I hit upon the 72 registers as the best number, so I’ve been forcing that.

But, I decided to look and see if 14.1 has better/newer settings, to wit:

$ pgfortran -Mcuda=help
...
    emu             Enable emulation mode
    tesla           Compile for Tesla architecture
    tesla+          Compile for Tesla architecture and above
    cc1x            Compile for compute capability 1.x
    cc1+            Compile for compute capability 1.x and above
    fermi           Compile for Fermi architecture
    fermi+          Compile for Fermi architecture and above
    cc2x            Compile for compute capability 2.x
    cc2+            Compile for compute capability 2.x and above
    kepler          Compile for Kepler architecture
    kepler+         Compile for Kepler architecture and above
    cc3x            Compile for compute capability 3.x
    cc3+            Compile for compute capability 3.x and above
    ...

I see that cc35 isn’t here (although it is in the man page), so I wondered is cc35 discouraged? I tried running with -Mcuda=kepler, thinking maybe it would detect the card correctly but I got this:

pgfortran -fast -r4 -Mextend -Mpreprocess -Ktrap=fp -Kieee -tp=sandybridge-64 -Mcuda=nofma,5.0,kepler,ptxinfo -Mcuda=maxregcount:72  -DNITERS=6 -DBIG -DGPU_PRECISION=8 -c src/sorad.F90
ptxas warning : Too big maxrregcount value specified 72, will be ignored
ptxas info    : 3248 bytes gmem, 576 bytes cmem[3]
ptxas info    : Compiling entry function 'soradmod_sorad_' for 'sm_30'
ptxas info    : Function properties for soradmod_sorad_
    18768 bytes stack frame, 1656 bytes spill stores, 1844 bytes spill loads
ptxas info    : Used 63 registers, 344 bytes cmem[0], 284 bytes cmem[2]
...
 ----- Timings ----- 
 Time in Milliseconds 
    Total :   3166.526 +/-      1.995
   Kernel :   2492.151 +/-      1.438
Data Xfer :    650.974 +/-      2.208

As you can see, it targeted cc30 (sm_30), not cc35 and so led to slower timings. This makes since, I suppose, since Kepler is not just cc35, but cc30 too, but I guess I thought “kepler” might notice a cc35 and target it.

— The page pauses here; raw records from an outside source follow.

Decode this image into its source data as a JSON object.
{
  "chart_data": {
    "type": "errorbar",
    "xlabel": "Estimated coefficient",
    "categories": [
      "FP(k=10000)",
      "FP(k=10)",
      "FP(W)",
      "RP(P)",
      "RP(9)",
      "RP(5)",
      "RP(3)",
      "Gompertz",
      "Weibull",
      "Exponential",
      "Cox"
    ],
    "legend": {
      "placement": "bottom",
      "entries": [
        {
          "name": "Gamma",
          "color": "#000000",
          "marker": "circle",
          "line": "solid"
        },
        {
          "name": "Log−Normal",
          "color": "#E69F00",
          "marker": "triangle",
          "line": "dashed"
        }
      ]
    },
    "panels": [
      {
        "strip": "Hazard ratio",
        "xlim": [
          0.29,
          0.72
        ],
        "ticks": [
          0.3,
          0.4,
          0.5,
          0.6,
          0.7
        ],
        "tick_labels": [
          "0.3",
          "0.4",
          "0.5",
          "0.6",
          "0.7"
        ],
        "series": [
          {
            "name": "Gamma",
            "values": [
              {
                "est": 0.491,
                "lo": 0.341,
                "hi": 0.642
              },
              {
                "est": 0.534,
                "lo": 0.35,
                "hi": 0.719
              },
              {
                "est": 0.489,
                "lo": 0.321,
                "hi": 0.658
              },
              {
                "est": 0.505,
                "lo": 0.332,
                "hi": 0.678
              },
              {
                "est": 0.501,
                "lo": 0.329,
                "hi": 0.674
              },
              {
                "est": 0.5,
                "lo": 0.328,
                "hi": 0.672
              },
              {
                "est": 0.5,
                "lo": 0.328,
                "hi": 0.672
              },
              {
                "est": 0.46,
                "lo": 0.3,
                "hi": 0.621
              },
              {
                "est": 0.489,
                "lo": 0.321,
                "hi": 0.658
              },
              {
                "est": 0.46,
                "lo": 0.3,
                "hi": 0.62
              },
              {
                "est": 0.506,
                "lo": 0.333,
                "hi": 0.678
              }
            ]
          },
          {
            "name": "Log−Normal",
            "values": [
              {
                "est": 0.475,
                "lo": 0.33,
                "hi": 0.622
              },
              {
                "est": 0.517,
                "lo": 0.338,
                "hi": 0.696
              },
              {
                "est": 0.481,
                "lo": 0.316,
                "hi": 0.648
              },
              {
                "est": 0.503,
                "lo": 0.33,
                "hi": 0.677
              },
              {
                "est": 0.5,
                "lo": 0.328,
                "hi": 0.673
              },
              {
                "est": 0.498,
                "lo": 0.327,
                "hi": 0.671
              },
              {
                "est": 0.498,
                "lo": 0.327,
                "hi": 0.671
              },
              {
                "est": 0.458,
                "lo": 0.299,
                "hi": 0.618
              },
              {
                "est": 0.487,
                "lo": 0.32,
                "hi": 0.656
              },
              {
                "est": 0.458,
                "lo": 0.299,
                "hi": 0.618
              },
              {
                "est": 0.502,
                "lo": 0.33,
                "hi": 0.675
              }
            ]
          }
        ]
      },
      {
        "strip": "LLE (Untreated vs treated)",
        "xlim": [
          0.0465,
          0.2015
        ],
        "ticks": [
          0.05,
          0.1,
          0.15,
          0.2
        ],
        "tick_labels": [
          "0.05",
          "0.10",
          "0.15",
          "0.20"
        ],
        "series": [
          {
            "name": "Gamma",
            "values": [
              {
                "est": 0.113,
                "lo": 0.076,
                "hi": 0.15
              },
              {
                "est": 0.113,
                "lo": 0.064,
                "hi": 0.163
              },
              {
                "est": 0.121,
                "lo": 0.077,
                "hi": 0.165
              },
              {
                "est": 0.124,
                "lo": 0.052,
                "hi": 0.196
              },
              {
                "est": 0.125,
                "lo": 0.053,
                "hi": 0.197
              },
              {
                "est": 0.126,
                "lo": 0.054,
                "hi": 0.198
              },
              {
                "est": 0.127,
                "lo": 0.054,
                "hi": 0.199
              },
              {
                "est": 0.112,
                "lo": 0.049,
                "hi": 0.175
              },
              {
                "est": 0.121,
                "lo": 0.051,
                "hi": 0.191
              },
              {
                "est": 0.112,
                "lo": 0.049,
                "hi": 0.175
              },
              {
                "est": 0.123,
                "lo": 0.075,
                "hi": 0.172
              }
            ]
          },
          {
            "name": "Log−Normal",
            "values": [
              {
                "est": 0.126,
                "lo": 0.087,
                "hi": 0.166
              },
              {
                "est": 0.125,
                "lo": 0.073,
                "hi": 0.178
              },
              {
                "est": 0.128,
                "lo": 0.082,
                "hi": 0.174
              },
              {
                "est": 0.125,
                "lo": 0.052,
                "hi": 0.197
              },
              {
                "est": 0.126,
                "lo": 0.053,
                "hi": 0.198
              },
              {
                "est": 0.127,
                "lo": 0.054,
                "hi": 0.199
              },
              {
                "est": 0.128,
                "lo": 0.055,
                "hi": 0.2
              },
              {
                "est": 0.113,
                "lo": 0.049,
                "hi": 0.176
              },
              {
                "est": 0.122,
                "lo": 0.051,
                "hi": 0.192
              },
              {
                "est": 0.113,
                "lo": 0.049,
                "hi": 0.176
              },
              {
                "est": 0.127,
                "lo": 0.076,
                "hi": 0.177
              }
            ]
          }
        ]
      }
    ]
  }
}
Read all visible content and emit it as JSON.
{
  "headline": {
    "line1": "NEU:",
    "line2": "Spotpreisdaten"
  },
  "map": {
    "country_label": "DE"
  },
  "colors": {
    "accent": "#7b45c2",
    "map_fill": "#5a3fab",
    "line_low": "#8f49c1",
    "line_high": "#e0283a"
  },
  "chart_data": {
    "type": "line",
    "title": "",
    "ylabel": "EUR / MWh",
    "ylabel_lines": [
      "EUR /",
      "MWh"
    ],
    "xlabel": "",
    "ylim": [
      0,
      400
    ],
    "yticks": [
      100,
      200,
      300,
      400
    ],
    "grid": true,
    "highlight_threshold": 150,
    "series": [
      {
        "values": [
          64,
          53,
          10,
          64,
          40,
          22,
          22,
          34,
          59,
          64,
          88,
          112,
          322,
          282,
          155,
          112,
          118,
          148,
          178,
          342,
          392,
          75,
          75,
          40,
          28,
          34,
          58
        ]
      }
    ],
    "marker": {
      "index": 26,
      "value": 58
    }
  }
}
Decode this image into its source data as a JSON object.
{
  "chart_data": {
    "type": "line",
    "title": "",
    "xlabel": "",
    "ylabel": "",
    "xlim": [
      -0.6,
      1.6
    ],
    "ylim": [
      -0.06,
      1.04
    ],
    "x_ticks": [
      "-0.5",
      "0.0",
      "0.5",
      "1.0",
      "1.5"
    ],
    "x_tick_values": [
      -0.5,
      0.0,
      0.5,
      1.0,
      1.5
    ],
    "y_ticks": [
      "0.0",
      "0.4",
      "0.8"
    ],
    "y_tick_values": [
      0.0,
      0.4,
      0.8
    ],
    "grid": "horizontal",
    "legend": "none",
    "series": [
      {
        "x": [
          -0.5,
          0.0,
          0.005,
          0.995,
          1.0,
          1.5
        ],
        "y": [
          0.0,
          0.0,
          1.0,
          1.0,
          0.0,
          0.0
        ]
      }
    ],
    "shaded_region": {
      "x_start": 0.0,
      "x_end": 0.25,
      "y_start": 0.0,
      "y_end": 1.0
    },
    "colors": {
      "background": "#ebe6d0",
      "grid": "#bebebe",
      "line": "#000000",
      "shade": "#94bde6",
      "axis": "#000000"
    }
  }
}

Also, as a note, I’m using cuda50 here because cuda55 leads to worse performance:

pgfortran -fast -r4 -Mextend -Mpreprocess -Ktrap=fp -Kieee -tp=sandybridge-64 -Mcuda=nofma,5.5,cc35,ptxinfo -Mcuda=maxregcount:72  -DNITERS=6 -DBIG -DGPU_PRECISION=8 -c src/sorad.F90
ptxas info    : 3259 bytes gmem, 576 bytes cmem[3]
ptxas info    : Compiling entry function 'soradmod_sorad_' for 'sm_35'
ptxas info    : Function properties for soradmod_sorad_
    18584 bytes stack frame, 572 bytes spill stores, 544 bytes spill loads
ptxas info    : Used 72 registers, 344 bytes cmem[0], 276 bytes cmem[2]
...
 ----- Timings ----- 
 Time in Milliseconds 
    Total :   3501.825 +/-      8.523
   Kernel :   2824.677 +/-      8.268
Data Xfer :    653.633 +/-      0.822

Looks like it does the “spill” heuristics differently…and in a bad way for me. Hmm…

Thanks,
Matt

Hi Matt,

I see that cc35 isn’t here (although it is in the man page), so I wondered is cc35 discouraged?

The x in “cc3x” is trying to indicate “insert number here”, i.e. “cc30”, “cc35”. I’ll see if we can make this more clear. So, yes cc35 is still supported and encouraged if you have a CC 3.5 device.

Though, why CUDA 5.5 is giving slower performance is a mystery.

  • Mat